Cy’s studies have found that:

  • 32% are due to ego-driven distortions of realities caused by our tendency to respond emotionally to everything we think, which lead to venting, judging, score-keeping, gossiping, and tattling. In fact, we’ve gotten so good at venting that even if we’re not venting out loud, we’re venting anonymously through surveys.
  • 23% are due to lack of accountability, leading us to blame others, or challenging circumstances, rather than reflect on the part that we play in a situation.
  • 13 – 14% is the result of resisting change and withholding buy-in for account for 13% and 14%, respectively, of workplace drama.
  • 8% is caused by practices that try to foster engagement without accountability, which leads to entitlement. So no matter what an organization gives its people, they just want more.

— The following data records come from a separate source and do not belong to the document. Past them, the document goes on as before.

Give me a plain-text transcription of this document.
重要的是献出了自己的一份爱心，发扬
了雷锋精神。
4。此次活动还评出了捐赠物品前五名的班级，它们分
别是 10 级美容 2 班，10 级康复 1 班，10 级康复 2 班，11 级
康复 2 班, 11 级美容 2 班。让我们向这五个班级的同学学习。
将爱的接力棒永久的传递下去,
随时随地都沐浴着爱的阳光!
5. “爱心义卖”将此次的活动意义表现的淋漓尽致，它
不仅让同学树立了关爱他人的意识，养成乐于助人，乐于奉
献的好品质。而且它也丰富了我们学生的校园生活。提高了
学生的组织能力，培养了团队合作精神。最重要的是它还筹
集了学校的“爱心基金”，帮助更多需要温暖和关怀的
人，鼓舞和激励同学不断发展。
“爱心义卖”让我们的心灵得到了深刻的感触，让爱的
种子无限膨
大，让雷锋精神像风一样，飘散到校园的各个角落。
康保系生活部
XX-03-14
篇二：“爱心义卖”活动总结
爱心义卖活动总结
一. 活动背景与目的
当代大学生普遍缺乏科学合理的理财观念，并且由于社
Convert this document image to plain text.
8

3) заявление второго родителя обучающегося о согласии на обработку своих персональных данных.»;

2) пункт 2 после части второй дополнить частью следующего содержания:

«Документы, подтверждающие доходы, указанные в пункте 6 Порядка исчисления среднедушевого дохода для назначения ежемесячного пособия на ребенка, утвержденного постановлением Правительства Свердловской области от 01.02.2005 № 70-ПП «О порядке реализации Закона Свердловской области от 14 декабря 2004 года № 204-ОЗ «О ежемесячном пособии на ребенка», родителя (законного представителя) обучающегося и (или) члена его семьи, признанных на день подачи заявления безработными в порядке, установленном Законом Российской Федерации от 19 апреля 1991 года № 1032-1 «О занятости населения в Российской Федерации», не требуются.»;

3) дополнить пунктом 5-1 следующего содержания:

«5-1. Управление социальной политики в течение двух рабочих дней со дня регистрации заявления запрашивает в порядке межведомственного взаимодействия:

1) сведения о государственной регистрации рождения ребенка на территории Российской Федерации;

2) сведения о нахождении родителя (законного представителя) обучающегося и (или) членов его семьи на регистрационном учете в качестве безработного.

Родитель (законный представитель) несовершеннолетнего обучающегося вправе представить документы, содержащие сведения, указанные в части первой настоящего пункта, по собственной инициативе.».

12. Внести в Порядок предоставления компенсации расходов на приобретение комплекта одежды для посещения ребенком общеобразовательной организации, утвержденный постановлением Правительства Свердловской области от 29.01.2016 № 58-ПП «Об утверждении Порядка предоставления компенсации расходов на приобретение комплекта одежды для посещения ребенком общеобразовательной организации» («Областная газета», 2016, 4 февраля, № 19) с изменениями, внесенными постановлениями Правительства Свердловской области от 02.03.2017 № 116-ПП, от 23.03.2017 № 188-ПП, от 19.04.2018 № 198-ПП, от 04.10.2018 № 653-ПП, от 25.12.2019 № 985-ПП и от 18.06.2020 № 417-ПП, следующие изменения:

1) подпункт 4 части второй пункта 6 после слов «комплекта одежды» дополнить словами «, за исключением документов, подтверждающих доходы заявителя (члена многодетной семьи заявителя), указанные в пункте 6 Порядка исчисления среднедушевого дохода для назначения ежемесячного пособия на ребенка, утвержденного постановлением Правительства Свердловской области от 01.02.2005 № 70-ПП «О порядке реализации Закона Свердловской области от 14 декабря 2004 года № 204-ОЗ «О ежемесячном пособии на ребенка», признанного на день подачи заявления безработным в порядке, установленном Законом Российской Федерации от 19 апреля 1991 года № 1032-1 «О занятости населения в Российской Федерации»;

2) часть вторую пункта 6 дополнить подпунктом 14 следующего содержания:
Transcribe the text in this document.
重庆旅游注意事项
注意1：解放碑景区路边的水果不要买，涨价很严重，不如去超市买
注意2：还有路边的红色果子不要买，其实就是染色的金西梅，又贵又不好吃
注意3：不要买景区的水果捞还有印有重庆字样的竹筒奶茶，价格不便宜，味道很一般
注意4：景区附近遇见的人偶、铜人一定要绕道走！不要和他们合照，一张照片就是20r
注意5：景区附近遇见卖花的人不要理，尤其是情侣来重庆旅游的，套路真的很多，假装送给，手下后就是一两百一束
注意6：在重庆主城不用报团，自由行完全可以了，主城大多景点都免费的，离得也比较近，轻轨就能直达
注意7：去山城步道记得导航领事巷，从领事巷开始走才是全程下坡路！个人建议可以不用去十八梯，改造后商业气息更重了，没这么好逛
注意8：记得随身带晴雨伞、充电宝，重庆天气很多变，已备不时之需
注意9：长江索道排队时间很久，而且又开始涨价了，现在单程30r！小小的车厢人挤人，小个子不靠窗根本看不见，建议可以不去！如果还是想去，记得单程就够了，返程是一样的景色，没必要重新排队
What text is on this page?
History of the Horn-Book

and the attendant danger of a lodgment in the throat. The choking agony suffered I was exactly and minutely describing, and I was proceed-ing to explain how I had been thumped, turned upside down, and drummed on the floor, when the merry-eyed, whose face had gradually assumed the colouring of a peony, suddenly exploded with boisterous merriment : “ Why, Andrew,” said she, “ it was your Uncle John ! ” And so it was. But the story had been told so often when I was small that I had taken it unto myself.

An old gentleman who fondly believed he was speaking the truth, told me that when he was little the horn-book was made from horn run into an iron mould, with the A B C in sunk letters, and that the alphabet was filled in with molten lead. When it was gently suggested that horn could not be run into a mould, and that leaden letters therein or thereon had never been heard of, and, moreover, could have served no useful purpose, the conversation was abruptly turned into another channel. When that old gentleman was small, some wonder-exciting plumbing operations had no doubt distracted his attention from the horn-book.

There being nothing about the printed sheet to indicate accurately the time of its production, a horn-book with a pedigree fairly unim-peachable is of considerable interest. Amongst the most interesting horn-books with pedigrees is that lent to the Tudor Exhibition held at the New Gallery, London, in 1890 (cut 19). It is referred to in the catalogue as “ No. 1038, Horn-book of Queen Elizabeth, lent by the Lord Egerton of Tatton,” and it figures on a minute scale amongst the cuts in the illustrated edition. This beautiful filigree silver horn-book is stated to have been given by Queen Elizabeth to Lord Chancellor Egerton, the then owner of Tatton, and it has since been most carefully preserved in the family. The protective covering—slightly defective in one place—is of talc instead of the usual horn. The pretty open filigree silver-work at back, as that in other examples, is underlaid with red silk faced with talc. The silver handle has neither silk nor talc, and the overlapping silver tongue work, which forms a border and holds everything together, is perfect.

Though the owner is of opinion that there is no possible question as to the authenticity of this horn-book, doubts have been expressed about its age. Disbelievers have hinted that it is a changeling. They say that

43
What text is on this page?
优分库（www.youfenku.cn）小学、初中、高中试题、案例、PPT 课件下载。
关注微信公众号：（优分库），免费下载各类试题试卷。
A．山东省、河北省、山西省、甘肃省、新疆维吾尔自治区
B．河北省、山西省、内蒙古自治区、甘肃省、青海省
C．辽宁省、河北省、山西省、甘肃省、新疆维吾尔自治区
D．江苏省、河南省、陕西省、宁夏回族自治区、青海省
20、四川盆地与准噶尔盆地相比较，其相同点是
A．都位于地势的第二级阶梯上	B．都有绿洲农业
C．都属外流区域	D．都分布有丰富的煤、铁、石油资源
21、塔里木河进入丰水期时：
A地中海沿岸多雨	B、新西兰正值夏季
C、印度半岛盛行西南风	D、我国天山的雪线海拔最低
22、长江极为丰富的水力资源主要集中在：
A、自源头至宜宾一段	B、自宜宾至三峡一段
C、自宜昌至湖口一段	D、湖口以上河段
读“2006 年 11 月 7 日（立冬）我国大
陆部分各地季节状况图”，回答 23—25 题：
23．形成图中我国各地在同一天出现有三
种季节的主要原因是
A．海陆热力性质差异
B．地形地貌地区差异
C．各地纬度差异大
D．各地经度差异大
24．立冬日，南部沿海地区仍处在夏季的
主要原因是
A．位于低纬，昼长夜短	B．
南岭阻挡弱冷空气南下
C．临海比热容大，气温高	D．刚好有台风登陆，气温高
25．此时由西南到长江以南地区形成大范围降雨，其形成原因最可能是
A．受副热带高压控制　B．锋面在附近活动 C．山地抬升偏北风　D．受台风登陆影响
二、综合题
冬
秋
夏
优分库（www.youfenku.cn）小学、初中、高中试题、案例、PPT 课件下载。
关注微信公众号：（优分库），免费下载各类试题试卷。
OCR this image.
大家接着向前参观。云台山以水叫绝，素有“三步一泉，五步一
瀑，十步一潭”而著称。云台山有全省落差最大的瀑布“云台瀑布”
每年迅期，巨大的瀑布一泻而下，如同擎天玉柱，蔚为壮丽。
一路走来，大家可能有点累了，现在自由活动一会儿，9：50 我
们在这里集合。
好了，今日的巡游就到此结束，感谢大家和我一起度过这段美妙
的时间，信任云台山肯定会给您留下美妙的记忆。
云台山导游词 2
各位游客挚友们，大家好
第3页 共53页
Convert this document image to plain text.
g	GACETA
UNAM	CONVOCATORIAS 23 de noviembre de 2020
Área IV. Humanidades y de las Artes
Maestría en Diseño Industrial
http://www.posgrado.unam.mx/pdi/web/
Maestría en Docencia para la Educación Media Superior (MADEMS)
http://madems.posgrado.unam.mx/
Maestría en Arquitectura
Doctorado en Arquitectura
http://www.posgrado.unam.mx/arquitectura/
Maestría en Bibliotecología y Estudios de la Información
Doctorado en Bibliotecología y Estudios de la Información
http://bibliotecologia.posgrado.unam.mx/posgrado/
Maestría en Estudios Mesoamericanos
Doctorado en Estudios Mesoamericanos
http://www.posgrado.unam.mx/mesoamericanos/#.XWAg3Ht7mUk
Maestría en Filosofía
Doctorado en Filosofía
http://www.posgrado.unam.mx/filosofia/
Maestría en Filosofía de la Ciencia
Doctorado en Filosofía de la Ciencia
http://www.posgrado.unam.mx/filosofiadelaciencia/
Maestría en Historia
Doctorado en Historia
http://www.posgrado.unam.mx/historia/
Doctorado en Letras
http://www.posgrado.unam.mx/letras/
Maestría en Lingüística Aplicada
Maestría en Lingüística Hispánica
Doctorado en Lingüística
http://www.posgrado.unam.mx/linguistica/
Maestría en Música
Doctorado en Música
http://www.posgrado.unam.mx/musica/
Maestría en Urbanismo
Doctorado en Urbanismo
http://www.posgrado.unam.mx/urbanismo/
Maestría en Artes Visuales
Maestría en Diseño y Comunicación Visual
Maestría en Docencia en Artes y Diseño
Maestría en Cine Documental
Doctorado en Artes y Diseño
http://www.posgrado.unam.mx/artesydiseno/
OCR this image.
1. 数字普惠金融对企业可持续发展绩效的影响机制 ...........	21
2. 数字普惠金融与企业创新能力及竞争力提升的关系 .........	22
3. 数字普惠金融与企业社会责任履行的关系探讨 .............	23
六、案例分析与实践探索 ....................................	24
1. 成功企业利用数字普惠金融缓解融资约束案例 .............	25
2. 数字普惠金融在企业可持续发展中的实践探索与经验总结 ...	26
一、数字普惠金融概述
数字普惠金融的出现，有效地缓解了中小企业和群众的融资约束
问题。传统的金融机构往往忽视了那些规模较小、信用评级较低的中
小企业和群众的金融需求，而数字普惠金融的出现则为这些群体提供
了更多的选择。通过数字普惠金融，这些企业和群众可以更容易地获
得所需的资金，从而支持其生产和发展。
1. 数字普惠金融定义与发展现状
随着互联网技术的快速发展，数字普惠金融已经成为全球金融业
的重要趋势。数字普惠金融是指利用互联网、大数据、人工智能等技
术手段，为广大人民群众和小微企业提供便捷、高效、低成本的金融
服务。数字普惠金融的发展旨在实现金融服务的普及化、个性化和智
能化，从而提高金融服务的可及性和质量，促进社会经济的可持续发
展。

“These dramas, and the resulting costs, can be avoided when we make an active commitment to move through the world more skillfully,” explained Cy.  “Unfortunately, however, traditional leadership tools and approaches that are taught and used in many workplaces are fueling, rather than defusing this drama.  But the role of a leader should be to eliminate emotional waste by teaching good mental processes.”

To minimize drama, Cy recommends leaders help their people to:

  • Question their stories – A great drama diffuser is self-reflection. Often people’s stories about things can be harsher than the reality, so they can be suffering from a self-imposed story, and not the actual reality.  Try asking, “What do I know for sure?” to help free the ego’s grip on the story.  It’s such a powerful question that it can change everything without changing anything.  When you get out of the grip of your story, you can find ways to meet your situation, and life becomes gentle again.
  • Focus on adding value – Focusing on finding ways to add value can prevent people from becoming stuck in the past and operating from their stories and judgments. Encouraging people to ask the questions “How can I help?” or “What did I do to help?” can instantly move them away from venting and into compassion, creating a willingness to move forward with a higher consciousness, and to do their best work.
  • Create inner safety – By learning the skills within yourself, psychological safety becomes portable. This means people can become less dependent on the behavior of others and the environment that they’re in. The reality is we are all imperfect and make mistakes. When you create your psychological safety through editing your story with grace, forgiveness of others, tolerance, mercy, the ability to make amends, and to come back together, you can carry your safety with you.  Rather than argue with reality, let other people off the hook, claim them as your best teachers, learn to operate even in that environment in higher consciousness, and then seek a different environment.  Stay, enjoy, and then leave in peace to go on to the next thing in life.

How can you use self-reflection and accountability to help shift emotional dramas at work?